Excavations since the 60s gave fascinating information about this ancient city. Scientists have found artistic stone and ceramic figurines; Brown was part of a team that discovered a small copper workshop next to the base of one of the mounds. Inside was a fireplace with coals, where copper could be pounded and annealed, he says. They drove him into the fire, heated up, so that the crystals in copper were reconstructed, and when they quenched it in the water, you had something like a decoration, a ball.
The site in Cahokia occupied an area of nine square miles. Illustration: State Historical Museum of Cahokia Mounds
Archaeological works also found a mound containing mass graves. Despite the fact that the degree is discussed, it seems that the Mississippi could perform ritual human sacrifices, judging by what appeared to be hundreds of people, mostly young women, buried in these mass graves. Some were probably strangled; Others, perhaps, died from bloodletting. Four men were found with cut off heads and hands; In another grave pit there were, in the main, men who had been slaughtered to death.
Apparently, what happened in Cahokia, left a bad taste in the minds of people – Thomas Emerson
The people from Cahokia may have pumped themselves and received a lot of this violence, since the researchers did not find any concrete evidence of war or invasion from the side. Emerson says that he unearthed other Native American sites that were filled with arrowheads left after the war; For comparison, in Cahokia there were almost none. His interest, he adds. In Cahokiah, the danger comes from people from above; No other people [from other tribes or locations] attack you.
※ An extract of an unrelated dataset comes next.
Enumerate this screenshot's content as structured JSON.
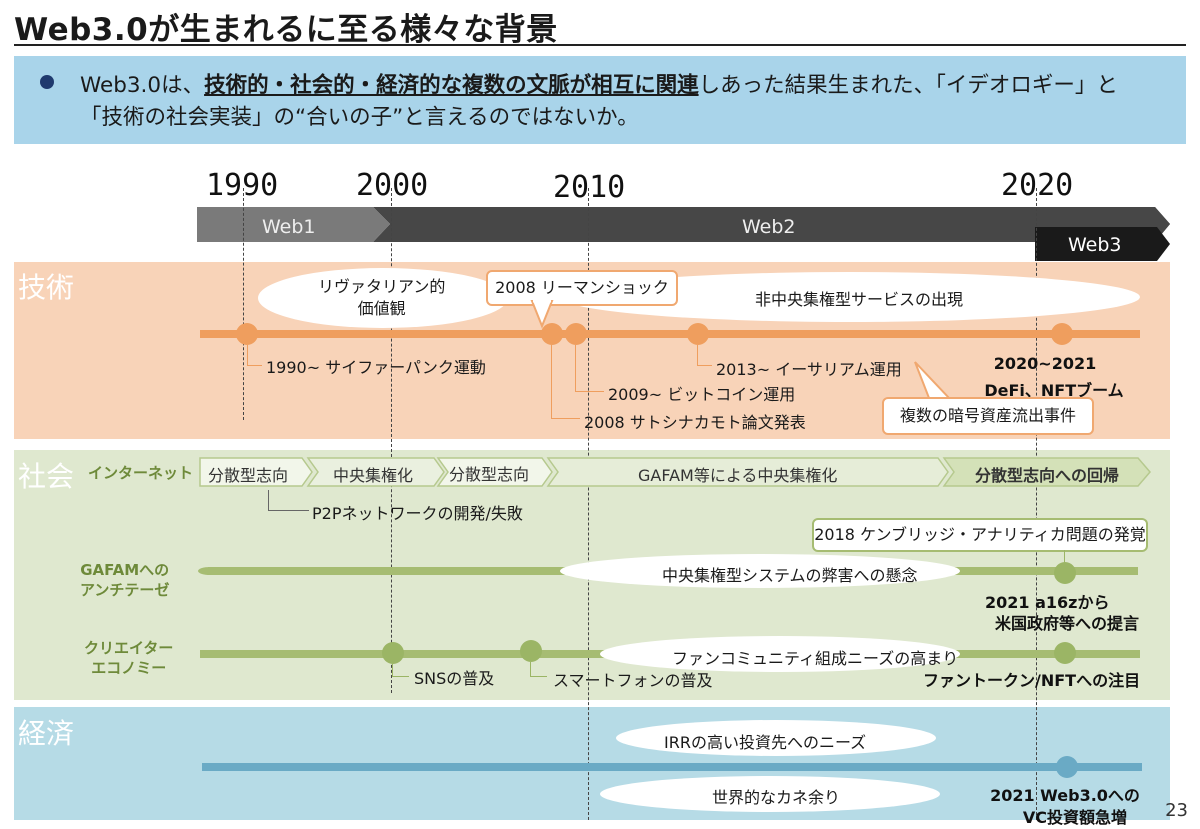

But William Iseminger, an archaeologist and assistant manager at Cahokia Mounds, points out that there must have been some constant threat to the city, whether from local or remote sources that forced it to build and rebuild four times between 1175 and 1275. Perhaps they were never Attacked, but the threat was there, and the leaders felt the need to spend a huge amount of time, labor and materials to protect the central ceremonial site.
The story of the fall of Cahokiaas and its possible end is a mystery. After reaching an altitude of about 1100 people, the population is reduced, and then disappears by 1350. Perhaps they have exhausted land resources, as some scientists have argued, or have been victims of political and social unrest, climate change or prolonged drought. Whatever it was, the Mississippi simply left, and Cahokia was gradually abandoned.
Emerson says that tales of Kakhokin do not even appear in the folklore of indigenous peoples and oral histories. Apparently, what happened in Cahokia, left a bad taste in the minds of people. Earth and mounds are the only narrative.
As archaeological research continues, the Monastery Barrow is now a central element of the state historical center of Cahokia Mounds (UNESCO World Heritage Site since 1982), which includes 2,200 acres of land, 72 preserved hillocks and a museum. The US National Park Service is considering whether to take under the wing its area and nearby surviving mounds.
The federal designation could bring Cahokia additional recognition and tourism. Currently, about 250,000 people visit the site every year; For comparison, the more modern, designed by Eero Saarinen Gateway Arch in St. Louis attracts annually four million visitors.
Brown says that Cahokia is an underestimated story. Youd have to go to the valley of Mexico to see anything comparable to this site. It is a complete orphan, a lost city in every sense.